In Galle brauchen wir wieder 2 Tuctucs. Der Fahrer greift sofort zum Handy, ruft das gebuchte Hotel an und lässt sich den Weg dorthin erklären.
Das Hotel nennt sich Templeberg und liegt auf einem Hügel.
Als wir ankommen, werden wir vom Personal mit feuchten Waschlappen empfangen und dann geht es zur 120 Jahr alten Villa.
Alles ist geschmackvoll eingerichtet und die Deckenventilatoren verteilen einen Hauch der brennende Duftkerzen.
Im Gegensatz zu Galle ist es hier ruhig Wir machen ausgiebig Pause, lesen in der Hängematte, liegen in der Sonne und erfrischen uns im kleinen Pool.
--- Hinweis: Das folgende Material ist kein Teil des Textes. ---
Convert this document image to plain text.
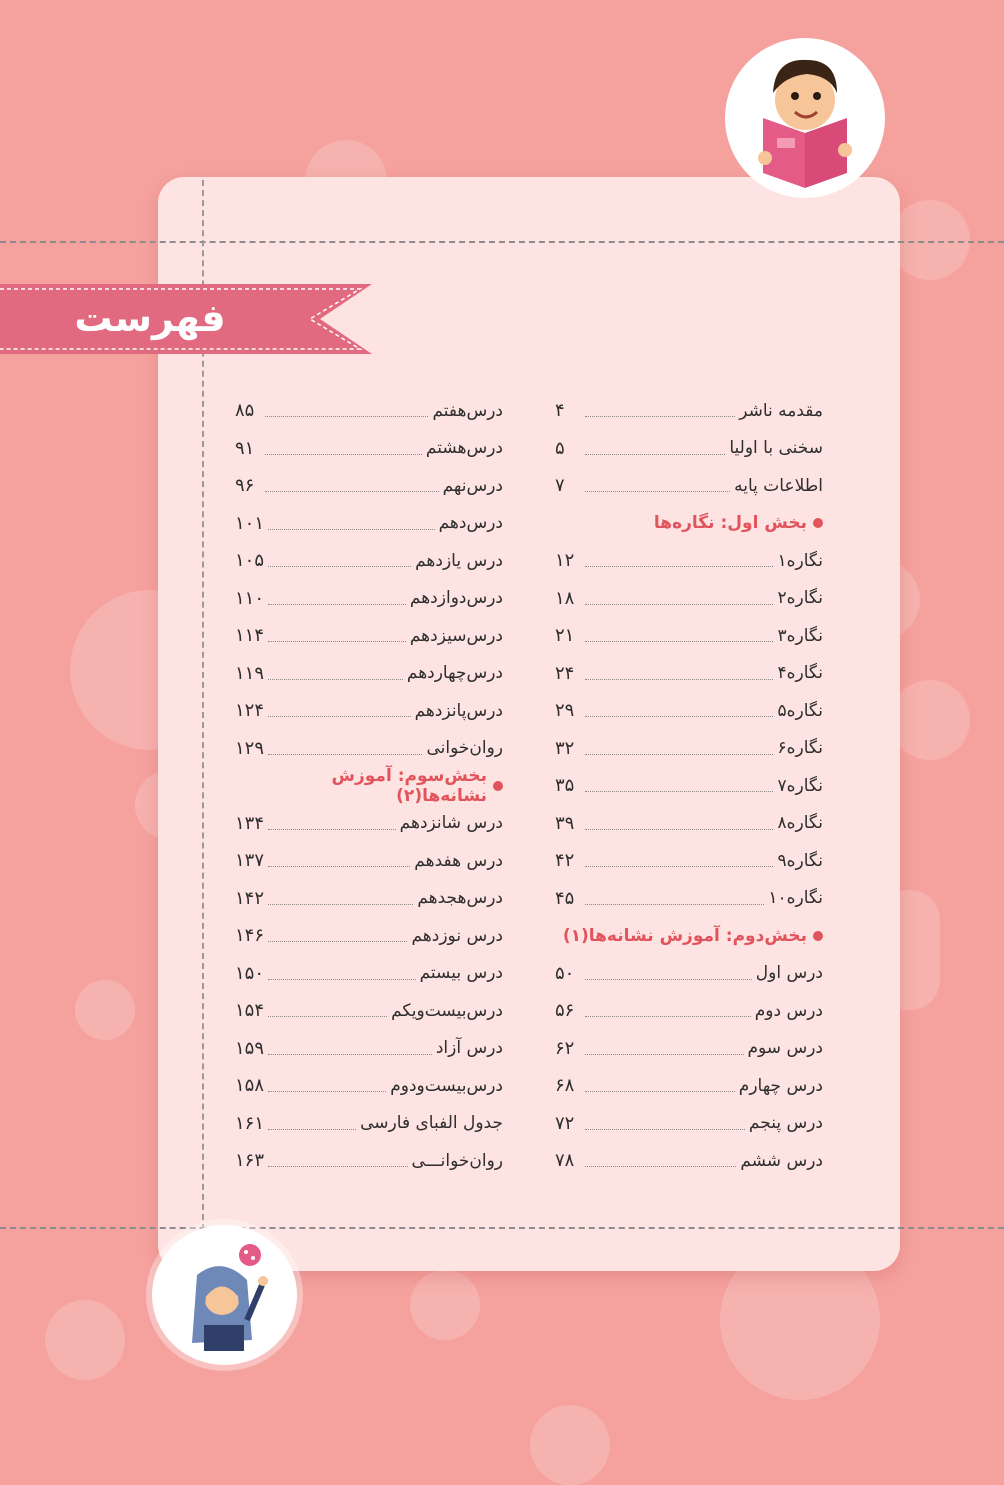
فهرست
مقدمه ناشر
۴
سخنی با اولیا
۵
اطلاعات پایه
۷
بخش اول: نگاره‌ها
نگاره۱
۱۲
نگاره۲
۱۸
نگاره۳
۲۱
نگاره۴
۲۴
نگاره۵
۲۹
نگاره۶
۳۲
نگاره۷
۳۵
نگاره۸
۳۹
نگاره۹
۴۲
نگاره۱۰
۴۵
بخش‌دوم: آموزش نشانه‌ها(۱)
درس اول
۵۰
درس دوم
۵۶
درس سوم
۶۲
درس چهارم
۶۸
درس پنجم
۷۲
درس ششم
۷۸
درس‌هفتم
۸۵
درس‌هشتم
۹۱
درس‌نهم
۹۶
درس‌دهم
۱۰۱
درس یازدهم
۱۰۵
درس‌دوازدهم
۱۱۰
درس‌سیزدهم
۱۱۴
درس‌چهاردهم
۱۱۹
درس‌پانزدهم
۱۲۴
روان‌خوانی
۱۲۹
بخش‌سوم: آموزش نشانه‌ها(۲)
درس شانزدهم
۱۳۴
درس هفدهم
۱۳۷
درس‌هجدهم
۱۴۲
درس نوزدهم
۱۴۶
درس بیستم
۱۵۰
درس‌بیست‌ویکم
۱۵۴
درس آزاد
۱۵۹
درس‌بیست‌ودوم
۱۵۸
جدول الفبای فارسی
۱۶۱
روان‌خوانـــی
۱۶۳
Um 4 Uhr fahren wir zu 4 im Tuctuc in die Altstadt und machen Sightseeing. Sobald wir aus der Altstadt kommen, haben wir immer wieder einen Labberer um uns. Doch ich darf kein Kleingeld verteilen. Nachträglich ärgere ich mich, dass ich nicht trotzdem dem einen oder anderen Bettler nichts gegeben habe.
Am Abend essen wir auf einer Dachterrasse.
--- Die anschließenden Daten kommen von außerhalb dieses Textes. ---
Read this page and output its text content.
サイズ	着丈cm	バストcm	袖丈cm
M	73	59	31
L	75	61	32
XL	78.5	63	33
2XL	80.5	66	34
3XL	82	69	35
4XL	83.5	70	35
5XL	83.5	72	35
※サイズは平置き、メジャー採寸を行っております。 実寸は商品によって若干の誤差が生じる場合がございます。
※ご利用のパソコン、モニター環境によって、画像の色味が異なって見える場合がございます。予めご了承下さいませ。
Nach dem Essen warte warte ich vor den Juweliergeschäften so lange, bis auch ich in einen Shop gehe und mir als Souvenir ein Broncefigur kaufe. Pünktlich um 20 h werden wir vom Tuctuc abgeholt.
In der Nacht erwache ich immer Mal wieder wegen lauten Tiergeräuschen. Mal sind es irgendwelche Nachtvögel, dann bellende Hunde oder streitende Affen. Morgens um 5 ist in der Ferne ein Muhezzin??zu hören. Die Klimaanlage habe ich jedenfalls nicht gross vermisst.